Operators Plan for New Coastal Routes
Regent has announced provisional sales agreements for more than 400 sea gliders from several prospective operators, including Mesa Airlines, Ocean Flyer, and Mokulele Airlines, as well as from Brittany Ferries, which connects cities on either side of the English Channel. According to the manufacturer, the value of these agreements could total $8 billion once the sea glider has been certified under maritime regulations and deliveries are made, starting in 2025.
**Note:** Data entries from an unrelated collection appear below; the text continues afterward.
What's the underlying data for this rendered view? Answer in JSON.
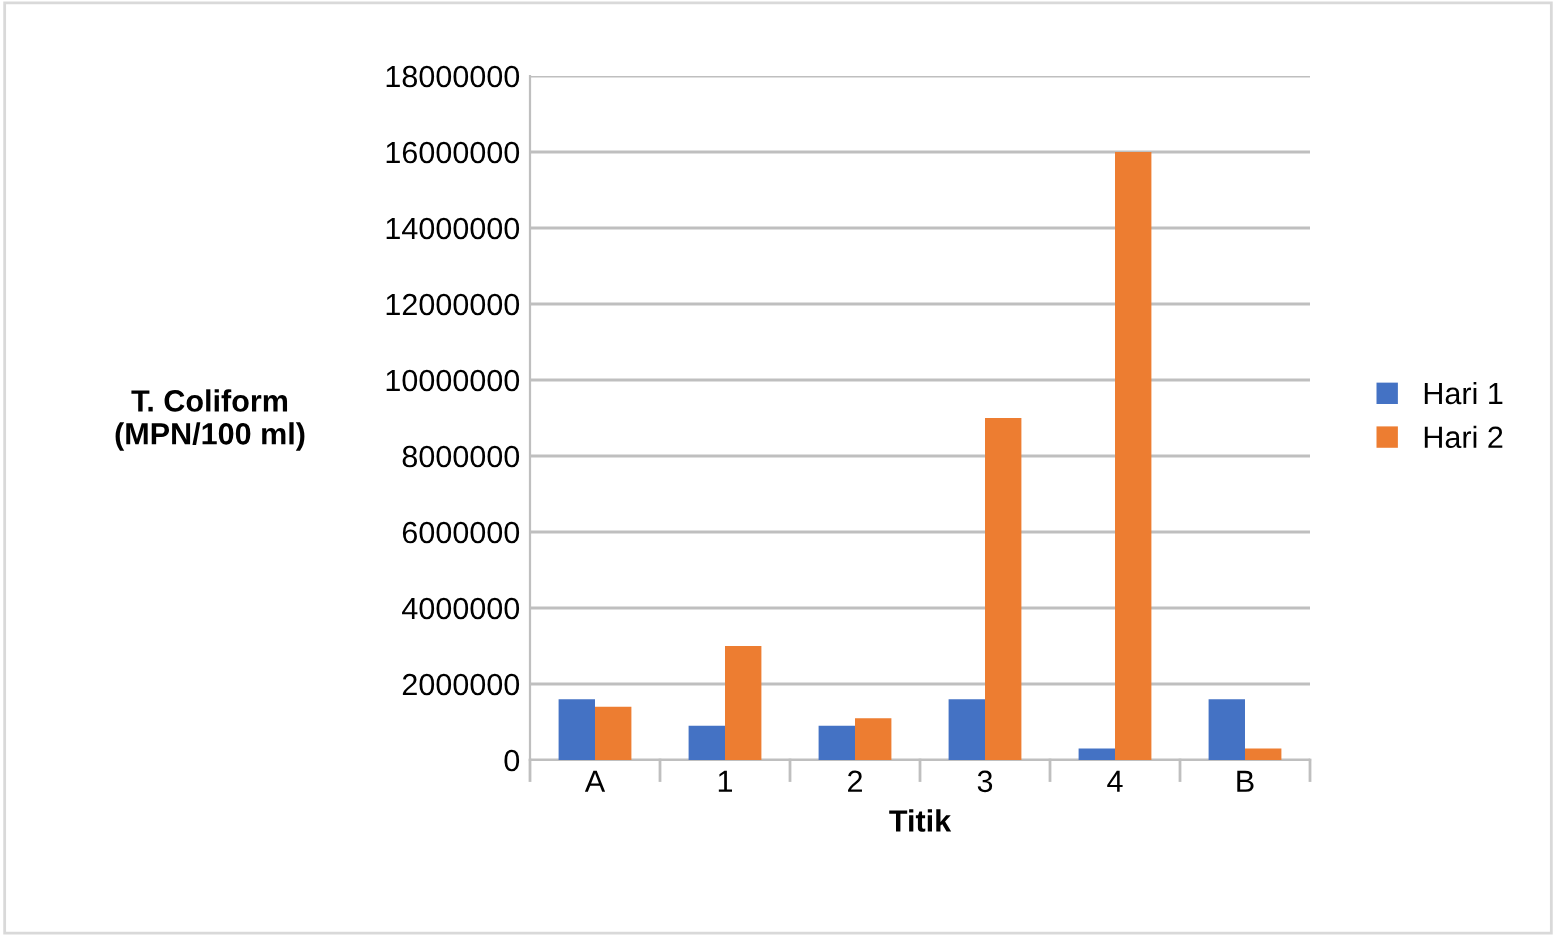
{
  "chart_data": {
    "type": "bar",
    "xlabel": "Titik",
    "ylabel": "T. Coliform\n(MPN/100 ml)",
    "categories": [
      "A",
      "1",
      "2",
      "3",
      "4",
      "B"
    ],
    "series": [
      {
        "name": "Hari 1",
        "color": "#4472c4",
        "values": [
          1600000,
          900000,
          900000,
          1600000,
          300000,
          1600000
        ]
      },
      {
        "name": "Hari 2",
        "color": "#ed7d31",
        "values": [
          1400000,
          3000000,
          1100000,
          9000000,
          16000000,
          300000
        ]
      }
    ],
    "ylim": [
      0,
      18000000
    ],
    "yticks": [
      0,
      2000000,
      4000000,
      6000000,
      8000000,
      10000000,
      12000000,
      14000000,
      16000000,
      18000000
    ],
    "grid": "y",
    "legend": "right"
  }
}
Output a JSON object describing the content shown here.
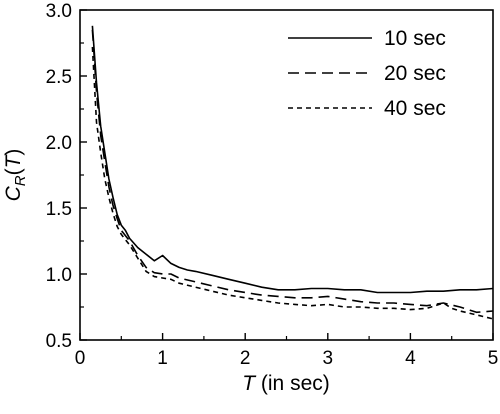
{
  "chart_data": {
    "type": "line",
    "title": "",
    "xlabel_main": "T",
    "xlabel_rest": " (in sec)",
    "ylabel_main": "C",
    "ylabel_sub": "R",
    "ylabel_rest": "(T)",
    "xlim": [
      0,
      5
    ],
    "ylim": [
      0.5,
      3.0
    ],
    "x_ticks": [
      "0",
      "1",
      "2",
      "3",
      "4",
      "5"
    ],
    "y_ticks": [
      "0.5",
      "1.0",
      "1.5",
      "2.0",
      "2.5",
      "3.0"
    ],
    "grid": false,
    "legend_position": "top-right",
    "series": [
      {
        "name": "10 sec",
        "dash": "solid",
        "x": [
          0.15,
          0.2,
          0.25,
          0.3,
          0.35,
          0.4,
          0.45,
          0.5,
          0.55,
          0.6,
          0.7,
          0.8,
          0.9,
          1.0,
          1.1,
          1.2,
          1.3,
          1.4,
          1.6,
          1.8,
          2.0,
          2.2,
          2.4,
          2.6,
          2.8,
          3.0,
          3.2,
          3.4,
          3.6,
          3.8,
          4.0,
          4.2,
          4.4,
          4.6,
          4.8,
          5.0
        ],
        "y": [
          2.88,
          2.45,
          2.12,
          1.92,
          1.72,
          1.58,
          1.45,
          1.37,
          1.33,
          1.27,
          1.2,
          1.15,
          1.1,
          1.14,
          1.08,
          1.05,
          1.03,
          1.02,
          0.99,
          0.96,
          0.93,
          0.9,
          0.88,
          0.88,
          0.89,
          0.89,
          0.88,
          0.88,
          0.86,
          0.86,
          0.86,
          0.87,
          0.87,
          0.88,
          0.88,
          0.89
        ]
      },
      {
        "name": "20 sec",
        "dash": "long",
        "x": [
          0.15,
          0.2,
          0.25,
          0.3,
          0.35,
          0.4,
          0.45,
          0.5,
          0.6,
          0.7,
          0.8,
          0.9,
          1.0,
          1.1,
          1.2,
          1.4,
          1.6,
          1.8,
          2.0,
          2.2,
          2.4,
          2.6,
          2.8,
          3.0,
          3.2,
          3.4,
          3.6,
          3.8,
          4.0,
          4.2,
          4.4,
          4.6,
          4.8,
          5.0
        ],
        "y": [
          2.85,
          2.38,
          2.05,
          1.85,
          1.66,
          1.52,
          1.42,
          1.33,
          1.25,
          1.14,
          1.05,
          1.01,
          1.0,
          1.0,
          0.97,
          0.94,
          0.91,
          0.88,
          0.86,
          0.84,
          0.83,
          0.82,
          0.82,
          0.83,
          0.81,
          0.79,
          0.78,
          0.78,
          0.77,
          0.76,
          0.78,
          0.75,
          0.71,
          0.72
        ]
      },
      {
        "name": "40 sec",
        "dash": "short",
        "x": [
          0.15,
          0.2,
          0.25,
          0.3,
          0.35,
          0.4,
          0.45,
          0.5,
          0.6,
          0.7,
          0.8,
          0.9,
          1.0,
          1.1,
          1.2,
          1.4,
          1.6,
          1.8,
          2.0,
          2.2,
          2.4,
          2.6,
          2.8,
          3.0,
          3.2,
          3.4,
          3.6,
          3.8,
          4.0,
          4.2,
          4.3,
          4.4,
          4.5,
          4.6,
          4.8,
          5.0
        ],
        "y": [
          2.72,
          2.15,
          1.92,
          1.72,
          1.58,
          1.46,
          1.36,
          1.3,
          1.22,
          1.12,
          1.02,
          0.98,
          0.97,
          0.96,
          0.93,
          0.9,
          0.87,
          0.84,
          0.82,
          0.8,
          0.78,
          0.77,
          0.76,
          0.77,
          0.75,
          0.75,
          0.74,
          0.74,
          0.73,
          0.74,
          0.76,
          0.78,
          0.74,
          0.72,
          0.69,
          0.66
        ]
      }
    ]
  }
}
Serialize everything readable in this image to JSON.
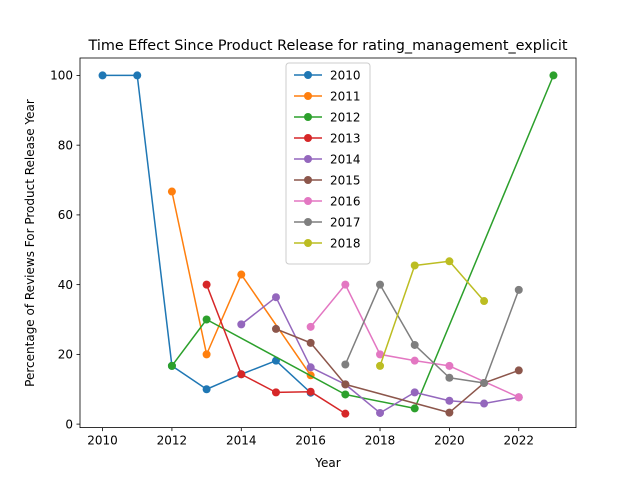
{
  "chart_data": {
    "type": "line",
    "title": "Time Effect Since Product Release for rating_management_explicit",
    "xlabel": "Year",
    "ylabel": "Percentage of Reviews For Product Release Year",
    "xlim": [
      2009.35,
      2023.65
    ],
    "ylim": [
      -1,
      105
    ],
    "xticks": [
      2010,
      2012,
      2014,
      2016,
      2018,
      2020,
      2022
    ],
    "yticks": [
      0,
      20,
      40,
      60,
      80,
      100
    ],
    "grid": false,
    "legend_position": "top-center",
    "series": [
      {
        "name": "2010",
        "color": "#1f77b4",
        "x": [
          2010,
          2011,
          2012,
          2013,
          2014,
          2015,
          2016
        ],
        "y": [
          100,
          100,
          16.7,
          10,
          14.3,
          18.2,
          9
        ]
      },
      {
        "name": "2011",
        "color": "#ff7f0e",
        "x": [
          2012,
          2013,
          2014,
          2016
        ],
        "y": [
          66.7,
          20,
          42.9,
          14
        ]
      },
      {
        "name": "2012",
        "color": "#2ca02c",
        "x": [
          2012,
          2013,
          2017,
          2019,
          2023
        ],
        "y": [
          16.7,
          30,
          8.5,
          4.5,
          100
        ]
      },
      {
        "name": "2013",
        "color": "#d62728",
        "x": [
          2013,
          2014,
          2015,
          2016,
          2017
        ],
        "y": [
          40,
          14.3,
          9.1,
          9.3,
          3
        ]
      },
      {
        "name": "2014",
        "color": "#9467bd",
        "x": [
          2014,
          2015,
          2016,
          2017,
          2018,
          2019,
          2020,
          2021,
          2022
        ],
        "y": [
          28.6,
          36.4,
          16.3,
          11.4,
          3.2,
          9.1,
          6.7,
          5.9,
          7.7
        ]
      },
      {
        "name": "2015",
        "color": "#8c564b",
        "x": [
          2015,
          2016,
          2017,
          2020,
          2021,
          2022
        ],
        "y": [
          27.3,
          23.3,
          11.4,
          3.3,
          11.8,
          15.4
        ]
      },
      {
        "name": "2016",
        "color": "#e377c2",
        "x": [
          2016,
          2017,
          2018,
          2019,
          2020,
          2022
        ],
        "y": [
          27.9,
          40,
          20,
          18.2,
          16.7,
          7.7
        ]
      },
      {
        "name": "2017",
        "color": "#7f7f7f",
        "x": [
          2017,
          2018,
          2019,
          2020,
          2021,
          2022
        ],
        "y": [
          17.1,
          40,
          22.7,
          13.3,
          11.8,
          38.5
        ]
      },
      {
        "name": "2018",
        "color": "#bcbd22",
        "x": [
          2018,
          2019,
          2020,
          2021
        ],
        "y": [
          16.7,
          45.5,
          46.7,
          35.3
        ]
      }
    ]
  }
}
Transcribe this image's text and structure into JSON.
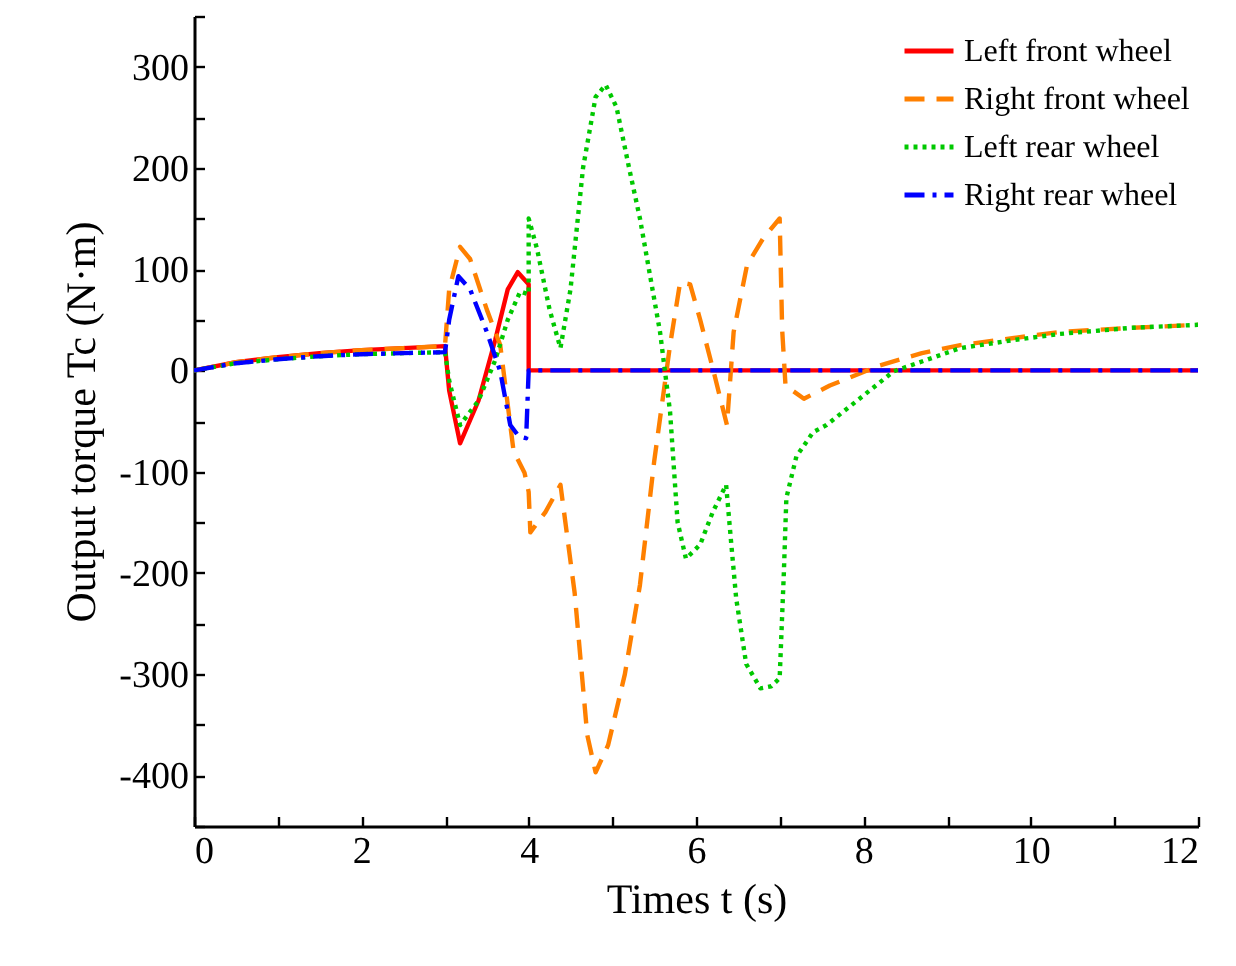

Hawaii-based Mokulele Airlines and its parent company, Southern Airways, are expected to be the first commercial operators of the Viceroy. Southern Airways CEO Stan Little said that the group had been approached by dozens of alternative aircraft suppliers before it opted to expand its fleet with sea gliders. Mokulele Airlines has also evaluated Ampaire’s hybrid-electric conversion of the Cessna Grand Caravan.
Switzerland-based start-up Jekta is developing a 19-passenger electric amphibious aircraft called the PHA-ZE 100. It recently announced that air charter broker Gayo Aviation intends to be the launch customer for operations that could include eco-tourism.
Sea gliders fly exclusively above water by using an aerodynamic phenomenon known as the ground effect, in which air flowing below the vehicle provides lift. The technology represents somewhat of a cross between a traditional seaplane and a hovercraft, although sea gliders cannot hover. Whereas a cushion of pressurized air under downward-facing propellers supports hovercraft, WIGs have forward-facing propellers that direct airflow beneath the craft, creating pressure to provide lift while simultaneously reducing lift-induced drag.
The vehicles can operate in three modes: floating on their hulls near a dock, foiling on hydrofoils at slow speeds (up to 40 knots), and flying at high speeds (up to 160 knots) just a few meters above the water while cruising. According to Regent, its sea gliders will operate up to six times faster than conventional ferries.